# Umtata (1935)



## mbarnette (Oct 30, 2007)

I am trying to find a high-resolution image of the freighter UMTATA, built in 1935. I am also trying to find out if she was armed with a stern deck gun at the time of her loss in July 1942 (torpedoed by U-571).
Any help you can provide is greatly appreciated.
Cheers,
Mike


----------



## benjidog (Oct 27, 2005)

Well I can't say anything about where the guns were located but this may help:

This ship got a run of bad luck by all accounts.

1. She was damaged by U161 on 10 March 1942 but salvaged.

This page has a photo and includes a reference to there being four gunners on board: http://uboat.net/allies/merchants/ships/1419.html

2. She was sunk by U571 on 7 July while under tow for permanent repairs.
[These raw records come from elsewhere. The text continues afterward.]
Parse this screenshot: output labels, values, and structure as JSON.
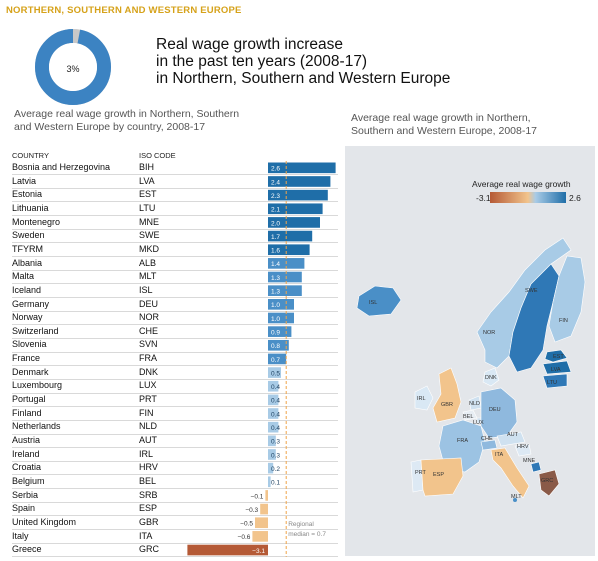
{
  "section_title": "NORTHERN, SOUTHERN AND WESTERN EUROPE",
  "hero": {
    "donut_value": "3%",
    "title_lines": [
      "Real wage growth increase",
      "in the past ten years (2008-17)",
      "in Northern, Southern and Western Europe"
    ]
  },
  "left_subtitle_lines": [
    "Average real wage growth in Northern, Southern",
    "and Western Europe  by country, 2008-17"
  ],
  "right_subtitle_lines": [
    "Average real wage growth in Northern,",
    "Southern and Western Europe, 2008-17"
  ],
  "table": {
    "col_country": "COUNTRY",
    "col_iso": "ISO CODE"
  },
  "chart_data": {
    "type": "bar",
    "orientation": "horizontal",
    "categories": [
      "Bosnia and Herzegovina",
      "Latvia",
      "Estonia",
      "Lithuania",
      "Montenegro",
      "Sweden",
      "TFYRM",
      "Albania",
      "Malta",
      "Iceland",
      "Germany",
      "Norway",
      "Switzerland",
      "Slovenia",
      "France",
      "Denmark",
      "Luxembourg",
      "Portugal",
      "Finland",
      "Netherlands",
      "Austria",
      "Ireland",
      "Croatia",
      "Belgium",
      "Serbia",
      "Spain",
      "United Kingdom",
      "Italy",
      "Greece"
    ],
    "iso": [
      "BIH",
      "LVA",
      "EST",
      "LTU",
      "MNE",
      "SWE",
      "MKD",
      "ALB",
      "MLT",
      "ISL",
      "DEU",
      "NOR",
      "CHE",
      "SVN",
      "FRA",
      "DNK",
      "LUX",
      "PRT",
      "FIN",
      "NLD",
      "AUT",
      "IRL",
      "HRV",
      "BEL",
      "SRB",
      "ESP",
      "GBR",
      "ITA",
      "GRC"
    ],
    "values": [
      2.6,
      2.4,
      2.3,
      2.1,
      2.0,
      1.7,
      1.6,
      1.4,
      1.3,
      1.3,
      1.0,
      1.0,
      0.9,
      0.8,
      0.7,
      0.5,
      0.4,
      0.4,
      0.4,
      0.4,
      0.3,
      0.3,
      0.2,
      0.1,
      -0.1,
      -0.3,
      -0.5,
      -0.6,
      -3.1
    ],
    "value_labels": [
      "2.6",
      "2.4",
      "2.3",
      "2.1",
      "2.0",
      "1.7",
      "1.6",
      "1.4",
      "1.3",
      "1.3",
      "1.0",
      "1.0",
      "0.9",
      "0.8",
      "0.7",
      "0.5",
      "0.4",
      "0.4",
      "0.4",
      "0.4",
      "0.3",
      "0.3",
      "0.2",
      "0.1",
      "−0.1",
      "−0.3",
      "−0.5",
      "−0.6",
      "−3.1"
    ],
    "xlim": [
      -3.1,
      2.6
    ],
    "reference_line": {
      "value": 0.7,
      "label_lines": [
        "Regional",
        "median = 0.7"
      ]
    }
  },
  "map": {
    "legend_title": "Average real wage growth",
    "legend_min": "-3.1",
    "legend_max": "2.6",
    "country_labels": [
      "ISL",
      "SWE",
      "FIN",
      "NOR",
      "EST",
      "LVA",
      "LTU",
      "DNK",
      "IRL",
      "GBR",
      "NLD",
      "DEU",
      "LUX",
      "BEL",
      "FRA",
      "CHE",
      "AUT",
      "HRV",
      "ITA",
      "PRT",
      "ESP",
      "MNE",
      "GRC",
      "MLT"
    ]
  },
  "colors": {
    "section_title": "#d6a21a",
    "donut_fill": "#3c83c2",
    "donut_remainder": "#c8c8c8",
    "bar_dark": "#1f6ea8",
    "bar_mid": "#4a8fc7",
    "bar_light": "#a8cbe6",
    "bar_negative_light": "#f2c48c",
    "bar_negative_dark": "#b55a36",
    "median_line": "#f0a44a",
    "map_bg": "#e3e6ea"
  }
}
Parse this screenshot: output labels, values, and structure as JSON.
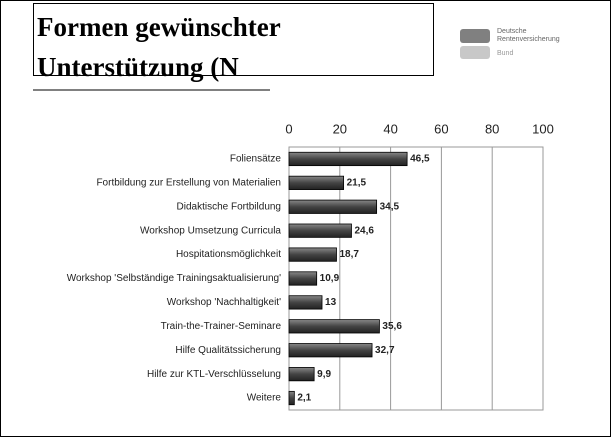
{
  "header": {
    "title_line1": "Formen gewünschter",
    "title_line2": "Unterstützung (N",
    "logo_line1": "Deutsche",
    "logo_line2": "Rentenversicherung",
    "logo_line3": "Bund"
  },
  "chart_data": {
    "type": "bar",
    "orientation": "horizontal",
    "categories": [
      "Foliensätze",
      "Fortbildung zur Erstellung von Materialien",
      "Didaktische Fortbildung",
      "Workshop Umsetzung Curricula",
      "Hospitationsmöglichkeit",
      "Workshop 'Selbständige Trainingsaktualisierung'",
      "Workshop 'Nachhaltigkeit'",
      "Train-the-Trainer-Seminare",
      "Hilfe Qualitätssicherung",
      "Hilfe zur KTL-Verschlüsselung",
      "Weitere"
    ],
    "values": [
      46.5,
      21.5,
      34.5,
      24.6,
      18.7,
      10.9,
      13,
      35.6,
      32.7,
      9.9,
      2.1
    ],
    "value_labels": [
      "46,5",
      "21,5",
      "34,5",
      "24,6",
      "18,7",
      "10,9",
      "13",
      "35,6",
      "32,7",
      "9,9",
      "2,1"
    ],
    "color": "#4d4d4d",
    "xlim": [
      0,
      100
    ],
    "xticks": [
      0,
      20,
      40,
      60,
      80,
      100
    ],
    "grid": true
  }
}
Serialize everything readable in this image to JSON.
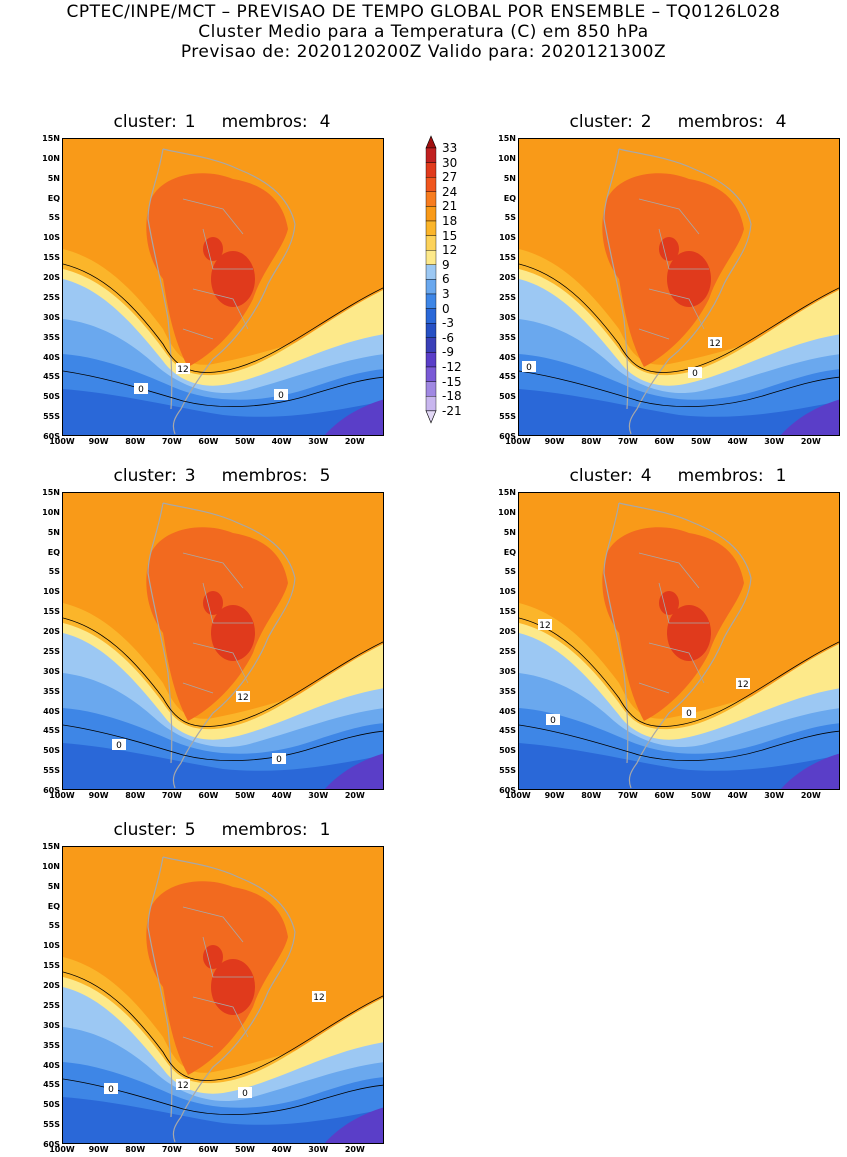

The site also has a photo.


----------



## David Davies (Dec 11, 2006)

Mike
I was 3rd mate on her sister ship Umgeni in 1953. Umgeni still had her gunnery telephones on the bridge and these included one to her stern gun, among others. 
Regards
David


----------



## mbarnette (Oct 30, 2007)

David Davies said:


> Mike
> I was 3rd mate on her sister ship Umgeni in 1953. Umgeni still had her gunnery telephones on the bridge and these included one to her stern gun, among others.
> Regards
> David


Were these single- or twin-screw vessels?
Thanks,
Mike


----------



## benjidog (Oct 27, 2005)

The following information is available about Umtata on Miramar:

Launch Date:30.8.35
Typeassenger/cargo
Date of completion:11.35
Tons:8137
Yard No:1480
Length overall:137.6 metres
Beam:18.7 metres
Builder:Swan Hunter WR
Location of yard:Low Walker
Number of screws 2
Triple Expansion steam engine
Speed 15 knots
Owner as Completed:Bullard, King & Co Ltd

Sunk by submarine torpedo at position 25.35N/80.02W on 07.07.1942

I hope this is helpful.


----------



## TonyR (Sep 24, 2006)

a selection of photos of the Umtata can be found at www.photoship.co.uk


----------



## David Davies (Dec 11, 2006)

Umtata, Umtali and Umgeni were twin screw triple expansion with exhaust turbines. Their passenger capacity was 104 one class passengers.


----------



## mbarnette (Oct 30, 2007)

David Davies said:


> Mike
> I was 3rd mate on her sister ship Umgeni in 1953. Umgeni still had her gunnery telephones on the bridge and these included one to her stern gun, among others.
> Regards
> David


Sorry to keep bothering you, but could you tell me where the bell was mounted on the UMGENI? Was it up on the forecastle, on the base of the mast, of front of superstructure, etc.?
Thanks in advance for the information.
Cheers,
Mike


----------



## K urgess (Aug 14, 2006)

Looks like it's just by the ventilator on the focsle.
http://www.shipsnostalgia.com/gallery/showphoto.php?photo=130693


----------



## David Davies (Dec 11, 2006)

Mike
Only glad to help, the main bell was mounted on the foc'sl head for both lookout and anchor work with a smaller bell on the wheel house bridge front bulkhead with a lanyard to the QM to strike the time upto 2200hrs and starting at 0800hrs
Regards
David


----------